Wine-Price-vs-Gold_2643398cPrices of fine wine are rising again, and online services make it easier than ever for novice investors to research and trade.

Could you buy wine for profit, as well as pleasure? In the past, gentleman wine collectors followed a basic rule: buy five cases of claret and put them in the cellar. Wait 10 years then drink two of the cases and sell three – and by doing so realise enough profit to buy five cases of younger wine and start again.

Done year on year, in theory at least, the process not only ensures a household’s supply of excellent wine but becomes self-financing thanks to the drink’s propensity to increase in value.

But the wine market has changed. It is less the pursuit of leisured gentlemen with their own cellars and more an investment market similar to those where other commodities are traded for profit.

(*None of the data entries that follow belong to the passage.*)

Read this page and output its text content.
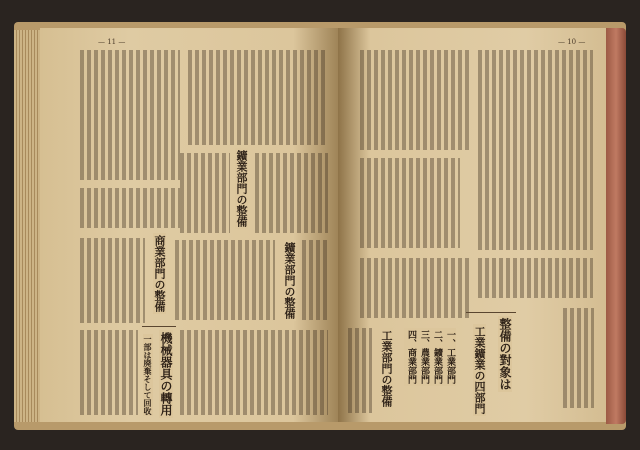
— 11 —
鑛業部門の整備
鑛業部門の整備
商業部門の整備
機械器具の轉用
一部は廃棄そして回收
— 10 —
整備の對象は
工業鑛業の四部門
一、工業部門
二、鑛業部門
三、農業部門
四、商業部門
工業部門の整備
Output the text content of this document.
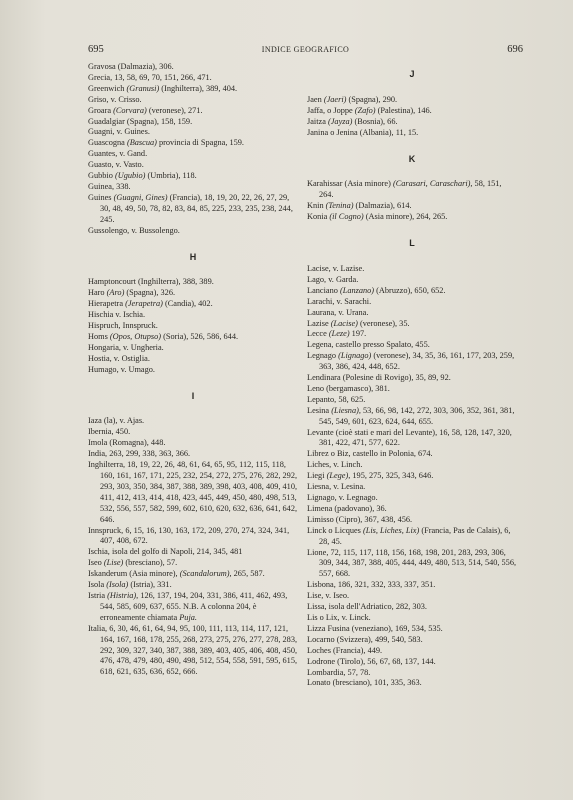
695	INDICE GEOGRAFICO	696

Gravosa (Dalmazia), 306.

Grecia, 13, 58, 69, 70, 151, 266, 471.

Greenwich (Granusi) (Inghilterra), 389, 404.

Griso, v. Crisso.

Groara (Corvara) (veronese), 271.

Guadalgiar (Spagna), 158, 159.

Guagni, v. Guines.

Guascogna (Bascua) provincia di Spagna, 159.

Guantes, v. Gand.

Guasto, v. Vasto.

Gubbio (Ugubio) (Umbria), 118.

Guinea, 338.

Guines (Guagni, Gines) (Francia), 18, 19, 20, 22, 26, 27, 29, 30, 48, 49, 50, 78, 82, 83, 84, 85, 225, 233, 235, 238, 244, 245.

Gussolengo, v. Bussolengo.

H

Hamptoncourt (Inghilterra), 388, 389.

Haro (Aro) (Spagna), 326.

Hierapetra (Jerapetra) (Candia), 402.

Hischia v. Ischia.

Hispruch, Innspruck.

Homs (Opos, Otupso) (Soria), 526, 586, 644.

Hongaria, v. Ungheria.

Hostia, v. Ostiglia.

Humago, v. Umago.

I

Iaza (la), v. Ajas.

Ibernia, 450.

Imola (Romagna), 448.

India, 263, 299, 338, 363, 366.

Inghilterra, 18, 19, 22, 26, 48, 61, 64, 65, 95, 112, 115, 118, 160, 161, 167, 171, 225, 232, 254, 272, 275, 276, 282, 292, 293, 303, 350, 384, 387, 388, 389, 398, 403, 408, 409, 410, 411, 412, 413, 414, 418, 423, 445, 449, 450, 480, 498, 513, 532, 556, 557, 582, 599, 602, 610, 620, 632, 636, 641, 642, 646.

Innspruck, 6, 15, 16, 130, 163, 172, 209, 270, 274, 324, 341, 407, 408, 672.

Ischia, isola del golfo di Napoli, 214, 345, 481

Iseo (Lise) (bresciano), 57.

Iskanderum (Asia minore), (Scandalorum), 265, 587.

Isola (Isola) (Istria), 331.

Istria (Histria), 126, 137, 194, 204, 331, 386, 411, 462, 493, 544, 585, 609, 637, 655. N.B. A colonna 204, è erroneamente chiamata Puja.

Italia, 6, 30, 46, 61, 64, 94, 95, 100, 111, 113, 114, 117, 121, 164, 167, 168, 178, 255, 268, 273, 275, 276, 277, 278, 283, 292, 309, 327, 340, 387, 388, 389, 403, 405, 406, 408, 450, 476, 478, 479, 480, 490, 498, 512, 554, 558, 591, 595, 615, 618, 621, 635, 636, 652, 666.

J

Jaen (Jaeri) (Spagna), 290.

Jaffa, o Joppe (Zafo) (Palestina), 146.

Jaitza (Jayza) (Bosnia), 66.

Janina o Jenina (Albania), 11, 15.

K

Karahissar (Asia minore) (Carasari, Caraschari), 58, 151, 264.

Knin (Tenina) (Dalmazia), 614.

Konia (il Cogno) (Asia minore), 264, 265.

L

Lacise, v. Lazise.

Lago, v. Garda.

Lanciano (Lanzano) (Abruzzo), 650, 652.

Larachi, v. Sarachi.

Laurana, v. Urana.

Lazise (Lacise) (veronese), 35.

Lecce (Leze) 197.

Legena, castello presso Spalato, 455.

Legnago (Lignago) (veronese), 34, 35, 36, 161, 177, 203, 259, 363, 386, 424, 448, 652.

Lendinara (Polesine di Rovigo), 35, 89, 92.

Leno (bergamasco), 381.

Lepanto, 58, 625.

Lesina (Liesna), 53, 66, 98, 142, 272, 303, 306, 352, 361, 381, 545, 549, 601, 623, 624, 644, 655.

Levante (cioè stati e mari del Levante), 16, 58, 128, 147, 320, 381, 422, 471, 577, 622.

Librez o Biz, castello in Polonia, 674.

Liches, v. Linch.

Liegi (Lege), 195, 275, 325, 343, 646.

Liesna, v. Lesina.

Lignago, v. Legnago.

Limena (padovano), 36.

Limisso (Cipro), 367, 438, 456.

Linck o Licques (Lis, Liches, Lix) (Francia, Pas de Calais), 6, 28, 45.

Lione, 72, 115, 117, 118, 156, 168, 198, 201, 283, 293, 306, 309, 344, 387, 388, 405, 444, 449, 480, 513, 514, 540, 556, 557, 668.

Lisbona, 186, 321, 332, 333, 337, 351.

Lise, v. Iseo.

Lissa, isola dell'Adriatico, 282, 303.

Lis o Lix, v. Linck.

Lizza Fusina (veneziano), 169, 534, 535.

Locarno (Svizzera), 499, 540, 583.

Loches (Francia), 449.

Lodrone (Tirolo), 56, 67, 68, 137, 144.

Lombardia, 57, 78.

Lonato (bresciano), 101, 335, 363.
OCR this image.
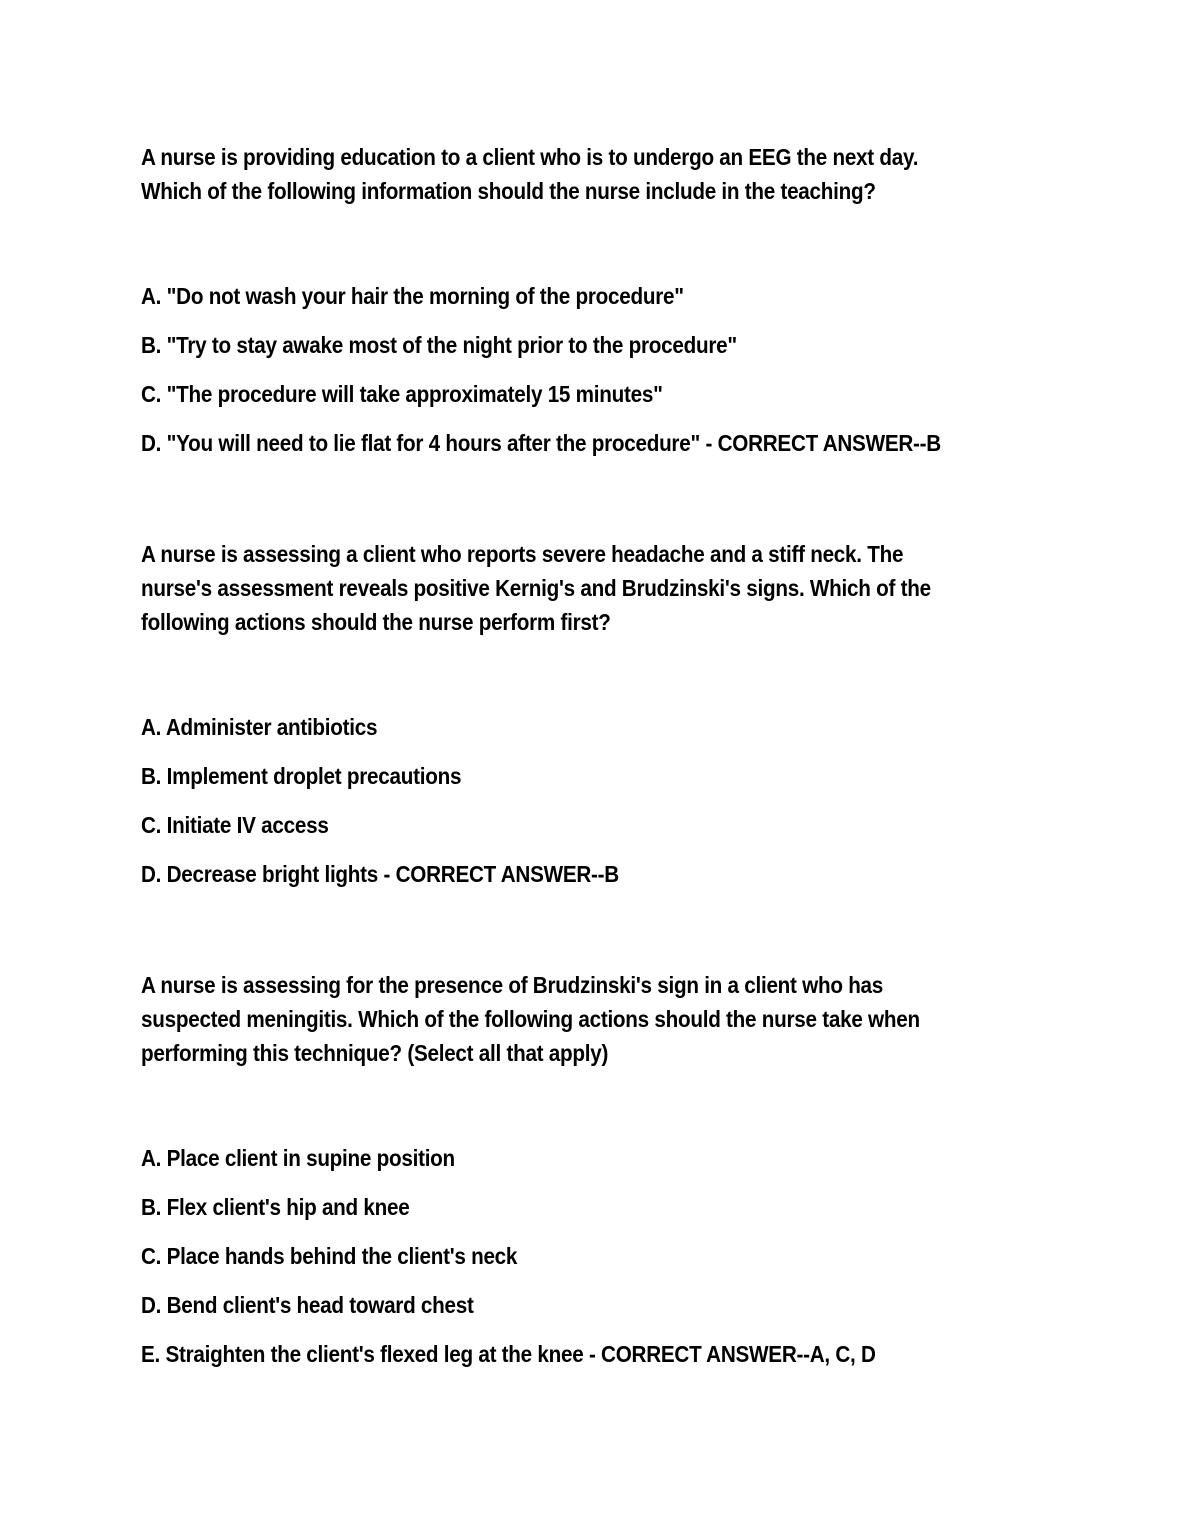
A nurse is providing education to a client who is to undergo an EEG the next day.

Which of the following information should the nurse include in the teaching?

A. "Do not wash your hair the morning of the procedure"

B. "Try to stay awake most of the night prior to the procedure"

C. "The procedure will take approximately 15 minutes"

D. "You will need to lie flat for 4 hours after the procedure" - CORRECT ANSWER--B

A nurse is assessing a client who reports severe headache and a stiff neck. The

nurse's assessment reveals positive Kernig's and Brudzinski's signs. Which of the

following actions should the nurse perform first?

A. Administer antibiotics

B. Implement droplet precautions

C. Initiate IV access

D. Decrease bright lights - CORRECT ANSWER--B

A nurse is assessing for the presence of Brudzinski's sign in a client who has

suspected meningitis. Which of the following actions should the nurse take when

performing this technique? (Select all that apply)

A. Place client in supine position

B. Flex client's hip and knee

C. Place hands behind the client's neck

D. Bend client's head toward chest

E. Straighten the client's flexed leg at the knee - CORRECT ANSWER--A, C, D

Several factors have driven the change, market watchers say. Prices of the most widely collected and traded wines – mainly bordeaux – rose sharply in the first decade of this century, attracting buyers who were less interested in the substance than in the profits they seemed able to generate. Another factor is growing demand from Asian buyers.

“The main driving force of the rapid growth has been the huge demand from Asia,” said Pete Goss of Richard Dawes Fine Wine, a specialist merchant. “Asian markets tend not to be driven by speculators, but by drinkers. As more of the top wines are consumed earlier and earlier, stocks are declining at a faster pace. We are seeing more interest from China, where there are an almost unlimited number of wealthy buyers, especially for premium bordeaux. Auctions in Hong Kong fetch prices well above the UK market.”